What is an Etch Primer?
Binding of etch primer with the substrate is achieved by combining an acid with the paint so that the acid microscopically etches the surface of the substrate, thus forming a physical and chemical bond between the two.
Ferrous or non ferrous metals, fibre glass and resin mouldings
- Single pack
- Two pack
Single Pack Etch Primers
Single pack, as its name suggests is a one part Etch Primer where the activating acid is already combined with the paint. The advantage of Single Pack Etch Primer is, that apart from stirring, it is ready to be applied by brush to your substrate. The disadvantages of Single Pack Etch Primers is that because they already have the acid in, they have a shelf life, this life is about 12 months from the date of manufacture (NOT from the date of purchase) for this reason all Single Pack Etch Primers manufactured carry a best before end (BBE)

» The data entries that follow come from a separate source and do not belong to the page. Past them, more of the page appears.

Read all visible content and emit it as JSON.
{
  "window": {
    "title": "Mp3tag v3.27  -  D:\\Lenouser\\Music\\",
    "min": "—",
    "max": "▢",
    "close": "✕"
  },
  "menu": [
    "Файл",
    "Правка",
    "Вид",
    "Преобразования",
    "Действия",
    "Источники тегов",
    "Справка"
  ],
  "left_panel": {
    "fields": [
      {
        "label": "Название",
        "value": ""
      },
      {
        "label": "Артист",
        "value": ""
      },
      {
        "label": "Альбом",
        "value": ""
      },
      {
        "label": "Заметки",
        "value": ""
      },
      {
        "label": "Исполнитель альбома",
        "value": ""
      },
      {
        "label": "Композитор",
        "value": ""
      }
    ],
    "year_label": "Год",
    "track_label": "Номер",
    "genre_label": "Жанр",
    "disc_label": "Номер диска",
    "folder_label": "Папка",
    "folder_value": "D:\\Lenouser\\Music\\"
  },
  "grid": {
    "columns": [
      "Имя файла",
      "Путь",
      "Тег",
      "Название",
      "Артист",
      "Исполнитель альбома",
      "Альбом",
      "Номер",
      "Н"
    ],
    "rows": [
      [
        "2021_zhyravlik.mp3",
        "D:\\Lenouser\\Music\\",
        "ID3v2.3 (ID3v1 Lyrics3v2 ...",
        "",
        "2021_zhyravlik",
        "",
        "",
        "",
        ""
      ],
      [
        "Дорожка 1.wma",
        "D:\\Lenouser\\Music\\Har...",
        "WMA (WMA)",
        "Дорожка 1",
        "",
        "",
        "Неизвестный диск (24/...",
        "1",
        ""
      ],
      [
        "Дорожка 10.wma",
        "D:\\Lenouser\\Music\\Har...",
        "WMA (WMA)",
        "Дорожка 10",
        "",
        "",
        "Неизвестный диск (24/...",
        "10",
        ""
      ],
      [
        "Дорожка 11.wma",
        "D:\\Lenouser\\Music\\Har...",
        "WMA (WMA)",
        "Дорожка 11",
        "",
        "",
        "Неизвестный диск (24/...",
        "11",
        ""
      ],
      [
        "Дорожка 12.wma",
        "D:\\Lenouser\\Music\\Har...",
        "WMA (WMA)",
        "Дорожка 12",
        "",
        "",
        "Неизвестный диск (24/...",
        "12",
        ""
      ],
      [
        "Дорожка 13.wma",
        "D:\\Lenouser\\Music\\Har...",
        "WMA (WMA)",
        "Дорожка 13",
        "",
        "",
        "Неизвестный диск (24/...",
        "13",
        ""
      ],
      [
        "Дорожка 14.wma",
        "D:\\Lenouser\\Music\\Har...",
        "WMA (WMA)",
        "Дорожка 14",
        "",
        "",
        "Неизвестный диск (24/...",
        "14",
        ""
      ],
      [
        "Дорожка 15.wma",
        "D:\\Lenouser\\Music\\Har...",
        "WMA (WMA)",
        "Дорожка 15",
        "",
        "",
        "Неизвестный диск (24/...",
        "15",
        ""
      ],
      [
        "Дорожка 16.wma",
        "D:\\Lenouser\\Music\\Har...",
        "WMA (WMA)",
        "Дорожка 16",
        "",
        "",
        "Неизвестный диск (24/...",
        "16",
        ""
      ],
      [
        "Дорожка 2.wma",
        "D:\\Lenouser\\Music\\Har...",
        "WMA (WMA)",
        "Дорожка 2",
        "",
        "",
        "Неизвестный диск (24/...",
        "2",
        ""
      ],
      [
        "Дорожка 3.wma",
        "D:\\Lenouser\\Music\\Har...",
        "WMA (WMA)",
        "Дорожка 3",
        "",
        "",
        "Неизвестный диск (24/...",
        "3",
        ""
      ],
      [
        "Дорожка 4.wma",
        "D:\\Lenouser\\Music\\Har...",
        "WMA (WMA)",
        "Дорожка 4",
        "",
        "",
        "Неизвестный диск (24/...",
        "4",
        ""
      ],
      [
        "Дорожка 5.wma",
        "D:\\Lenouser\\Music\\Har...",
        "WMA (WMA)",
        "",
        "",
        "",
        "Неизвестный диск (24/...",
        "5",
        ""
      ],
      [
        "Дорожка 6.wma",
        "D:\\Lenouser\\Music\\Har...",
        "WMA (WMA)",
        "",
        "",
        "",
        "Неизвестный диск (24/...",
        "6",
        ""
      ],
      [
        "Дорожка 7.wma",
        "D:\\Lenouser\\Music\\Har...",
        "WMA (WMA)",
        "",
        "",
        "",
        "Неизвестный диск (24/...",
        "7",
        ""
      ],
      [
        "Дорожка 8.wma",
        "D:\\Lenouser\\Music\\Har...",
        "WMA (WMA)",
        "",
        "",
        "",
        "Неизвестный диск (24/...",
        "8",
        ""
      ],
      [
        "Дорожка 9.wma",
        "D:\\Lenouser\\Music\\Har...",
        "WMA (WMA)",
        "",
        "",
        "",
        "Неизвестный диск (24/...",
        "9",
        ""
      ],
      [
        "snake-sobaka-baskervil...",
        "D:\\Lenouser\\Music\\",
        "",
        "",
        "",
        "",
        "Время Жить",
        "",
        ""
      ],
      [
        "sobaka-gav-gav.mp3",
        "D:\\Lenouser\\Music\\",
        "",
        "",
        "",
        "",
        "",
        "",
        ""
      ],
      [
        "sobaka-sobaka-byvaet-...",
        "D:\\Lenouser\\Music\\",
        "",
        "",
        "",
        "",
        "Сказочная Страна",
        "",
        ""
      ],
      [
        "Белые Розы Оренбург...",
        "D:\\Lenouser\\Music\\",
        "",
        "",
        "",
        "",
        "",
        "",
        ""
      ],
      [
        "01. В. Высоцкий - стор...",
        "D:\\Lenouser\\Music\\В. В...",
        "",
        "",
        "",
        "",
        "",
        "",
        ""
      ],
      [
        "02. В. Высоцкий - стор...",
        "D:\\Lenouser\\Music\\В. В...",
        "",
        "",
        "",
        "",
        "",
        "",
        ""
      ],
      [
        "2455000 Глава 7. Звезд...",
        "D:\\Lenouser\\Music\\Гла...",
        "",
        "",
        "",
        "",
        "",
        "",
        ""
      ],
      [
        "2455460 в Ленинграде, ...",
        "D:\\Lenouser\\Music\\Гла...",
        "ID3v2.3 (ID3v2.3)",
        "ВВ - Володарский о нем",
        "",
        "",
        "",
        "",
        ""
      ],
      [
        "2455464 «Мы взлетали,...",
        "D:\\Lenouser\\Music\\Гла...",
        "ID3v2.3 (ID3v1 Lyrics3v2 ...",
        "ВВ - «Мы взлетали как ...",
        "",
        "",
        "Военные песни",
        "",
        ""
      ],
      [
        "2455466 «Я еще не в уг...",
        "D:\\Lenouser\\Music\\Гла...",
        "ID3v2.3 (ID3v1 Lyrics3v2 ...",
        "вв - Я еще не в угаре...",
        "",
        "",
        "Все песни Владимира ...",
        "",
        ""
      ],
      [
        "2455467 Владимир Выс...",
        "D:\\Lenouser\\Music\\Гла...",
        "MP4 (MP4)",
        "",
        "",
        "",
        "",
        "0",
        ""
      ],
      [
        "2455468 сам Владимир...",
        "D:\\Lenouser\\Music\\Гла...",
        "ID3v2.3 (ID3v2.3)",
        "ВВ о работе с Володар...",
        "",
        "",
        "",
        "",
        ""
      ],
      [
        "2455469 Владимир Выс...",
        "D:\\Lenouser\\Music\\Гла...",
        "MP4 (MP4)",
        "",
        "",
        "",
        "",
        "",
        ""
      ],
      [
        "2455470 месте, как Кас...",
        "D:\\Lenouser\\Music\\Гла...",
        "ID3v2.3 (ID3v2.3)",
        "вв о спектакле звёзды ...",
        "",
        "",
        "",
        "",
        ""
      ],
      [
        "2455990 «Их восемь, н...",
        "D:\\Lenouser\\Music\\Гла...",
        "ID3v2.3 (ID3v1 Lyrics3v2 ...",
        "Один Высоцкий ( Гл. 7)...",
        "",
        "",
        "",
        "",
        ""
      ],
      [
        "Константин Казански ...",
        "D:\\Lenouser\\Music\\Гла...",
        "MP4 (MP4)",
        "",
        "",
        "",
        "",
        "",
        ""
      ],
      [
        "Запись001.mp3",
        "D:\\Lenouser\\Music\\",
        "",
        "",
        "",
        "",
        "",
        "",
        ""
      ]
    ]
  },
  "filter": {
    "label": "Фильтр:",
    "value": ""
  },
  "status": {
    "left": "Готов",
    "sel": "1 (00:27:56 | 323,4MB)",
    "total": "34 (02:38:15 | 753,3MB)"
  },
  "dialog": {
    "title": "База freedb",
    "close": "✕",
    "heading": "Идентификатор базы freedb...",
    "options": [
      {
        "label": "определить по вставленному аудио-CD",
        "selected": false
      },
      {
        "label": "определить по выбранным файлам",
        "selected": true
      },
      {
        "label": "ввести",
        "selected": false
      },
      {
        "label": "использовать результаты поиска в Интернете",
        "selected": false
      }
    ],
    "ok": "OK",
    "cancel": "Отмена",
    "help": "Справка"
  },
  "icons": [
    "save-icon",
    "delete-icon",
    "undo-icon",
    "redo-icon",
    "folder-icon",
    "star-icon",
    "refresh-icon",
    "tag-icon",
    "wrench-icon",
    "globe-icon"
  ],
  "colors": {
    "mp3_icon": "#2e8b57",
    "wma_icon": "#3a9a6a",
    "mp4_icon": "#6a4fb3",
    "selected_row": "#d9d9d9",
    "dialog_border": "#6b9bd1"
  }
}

date on the can Single Pack Etch Primers are only suitiable for Non Ferrous metals and fibre glass / resins. They do not have enough
acid in them to etch steel and cast iron.
Single Pack Etch Primers can be sprayed, either with an airbrush or spray gun, But in order to spray single pack etch satisfactorily it must be thinned about 50:50 with etch primer thinners and sprayed at a pressure of 10 psi or below .
Two Pack Etch Primers
Two Pack Etch Primers are supplied in two parts – the Primer and an acid based accelerator.
Metal rods should be avoided to mix the primer and accelerator.
The advantages of two pack etch primer:
- the ability to use the same product on both ferrous and non ferrous metals
- the ease of spraying and brushing
- better shelf life
Applying Etch Primers
Only the thinnest coat is required and a second coat is not neccesary.
Etch Primers only start to work after they are dry. It is therefore beneficial to only use the thinnest coat possible.
Once applied the Etch Primer needs to be left to dry, both to allow the etching process to work and to allow the evaporation of the solvents contained within the paint.
All Etch Primers need to be left for a minimum of 24 hours at a temperature of 18 – 20 degrees celcius to dry properly.
Whilst this is the minimum it is advisable to allow significantly longer before applying topcoats.